Dancing with Parkinson’s (DWP) is a Canadian charitable organization that creates and delivers specialized dance classes specifically designed for all patients living with PD in Ontario, Canada. The DWP dance classes are based on the Dance for PD® program developed by David Leventhal and John Heginbotham from the Mark Morris Dance Group. The classes are a multidimensional and multidisciplinary artistic activity that incorporates physical exercise, cognitive tasks, social interactions, music, and expression. No previous dance experience is required or expected of our dance students. At the start of the class, PD students and care givers are welcomed into the dance studio by trained, skilled, and enthusiastic volunteers and instructors who create a safe, artistic, and inclusive environment. The class begins with the students seated and the instructor leading them through a series of warm up dances aiming to increase range of motion, core strength, coordination, musicality, posture, and expression. The class then progresses to dancers standing (depending on their ability and individual limitations) to learn both stationary and travelling steps and choreography. All dances are done to music, which is an important component of the classes.
Dance instructors expose the students to varying styles of dance and modify choreography when needed for those in wheelchairs and using walkers so that everyone can fully participate to their own potential. Other key component of the class is the various techniques of imaginary representation used to teach the dances, which help dancers initiate, sustain, and develop their movement. The number of volunteers is also important for the students to feel well supported and cared for throughout the class, and typically the ratio of volunteers to students is 1:4. The set of choreography and improvisations executed in class, whether seated or standing, promote creativity, expression, connectivity, musicality, and a sense of joy in being in control of one’s own movement.
What important issues need to be addressed in clinical trials to provide high quality evidence to support the therapeutic use of dance for PD?

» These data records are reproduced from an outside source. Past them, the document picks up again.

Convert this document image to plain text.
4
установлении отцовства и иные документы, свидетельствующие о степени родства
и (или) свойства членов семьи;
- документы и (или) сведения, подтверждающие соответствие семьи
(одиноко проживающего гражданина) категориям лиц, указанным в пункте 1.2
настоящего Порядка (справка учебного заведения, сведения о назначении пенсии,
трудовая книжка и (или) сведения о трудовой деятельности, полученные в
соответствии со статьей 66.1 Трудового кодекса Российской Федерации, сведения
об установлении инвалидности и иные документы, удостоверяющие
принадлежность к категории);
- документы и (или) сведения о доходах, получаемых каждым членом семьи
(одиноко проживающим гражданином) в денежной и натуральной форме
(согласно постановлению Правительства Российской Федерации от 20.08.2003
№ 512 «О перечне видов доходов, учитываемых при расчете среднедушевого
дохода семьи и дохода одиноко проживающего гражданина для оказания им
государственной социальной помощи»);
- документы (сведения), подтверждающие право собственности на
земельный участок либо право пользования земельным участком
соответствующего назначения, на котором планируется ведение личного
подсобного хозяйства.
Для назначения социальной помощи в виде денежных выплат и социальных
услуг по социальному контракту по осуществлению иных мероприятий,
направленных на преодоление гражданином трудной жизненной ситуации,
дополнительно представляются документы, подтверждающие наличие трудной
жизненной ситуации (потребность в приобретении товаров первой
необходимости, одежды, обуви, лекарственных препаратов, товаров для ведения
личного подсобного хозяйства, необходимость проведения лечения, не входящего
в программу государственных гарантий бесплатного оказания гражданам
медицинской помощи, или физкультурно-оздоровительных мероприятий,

The MDS Evidence Based Medicine (EBM) Committee develops and publishes EBM reviews on treatments for movement disorders with 3 reviews of treatments for PD already published. EBM is a strategy for the critical evaluation and uniform comparison of clinical trial data with conclusions based on predetermined efficacy criteria. In clinical practice, EBM offers guidance that must be integrated with the physician’s experience and judgment, patient preference, expert opinion, and medical economic determinants to arrive at a final therapeutic recommendation. EBM reviews also help to identify areas where specific evidence is lacking so future research can focus on unmet needs.
Exercise, including dance, is an area of interest for clinical researchers and has seen an exponential growth in the number of studies published. The quality of these studies has improved considerably over the past decade, however, inequity between the designs, and thus quality rating given to clinical trials evaluating a drug or surgical intervention vs dance persists. Some of these issues are inherent in the intervention itself such as the lack of blinding of a patient. However, there are factors that can be improved and addressed to improve the evidence. The most important factor is to ensure the patients and control groups are equally matched in all clinical aspects of PD including doses and type of drugs, presence and severity of fluctuations, etc. The ideal design is to have two control groups: one as an active control group, participating in a group-setting, patterned exercise-related activity (to control for the type of dance) and another control group optimized on best medical therapy, without exercise, but participating in a social group activity, to control for underlying clinical features of PD related to medications and fluctuations. The outcomes measured also need to use a clinically-relevant scale that has been validated in the PD population. This also allows for more accurate power calculations to give statistical validity. The use of an independent rater to evaluate the primary endpoint blind to the groups also reduces bias.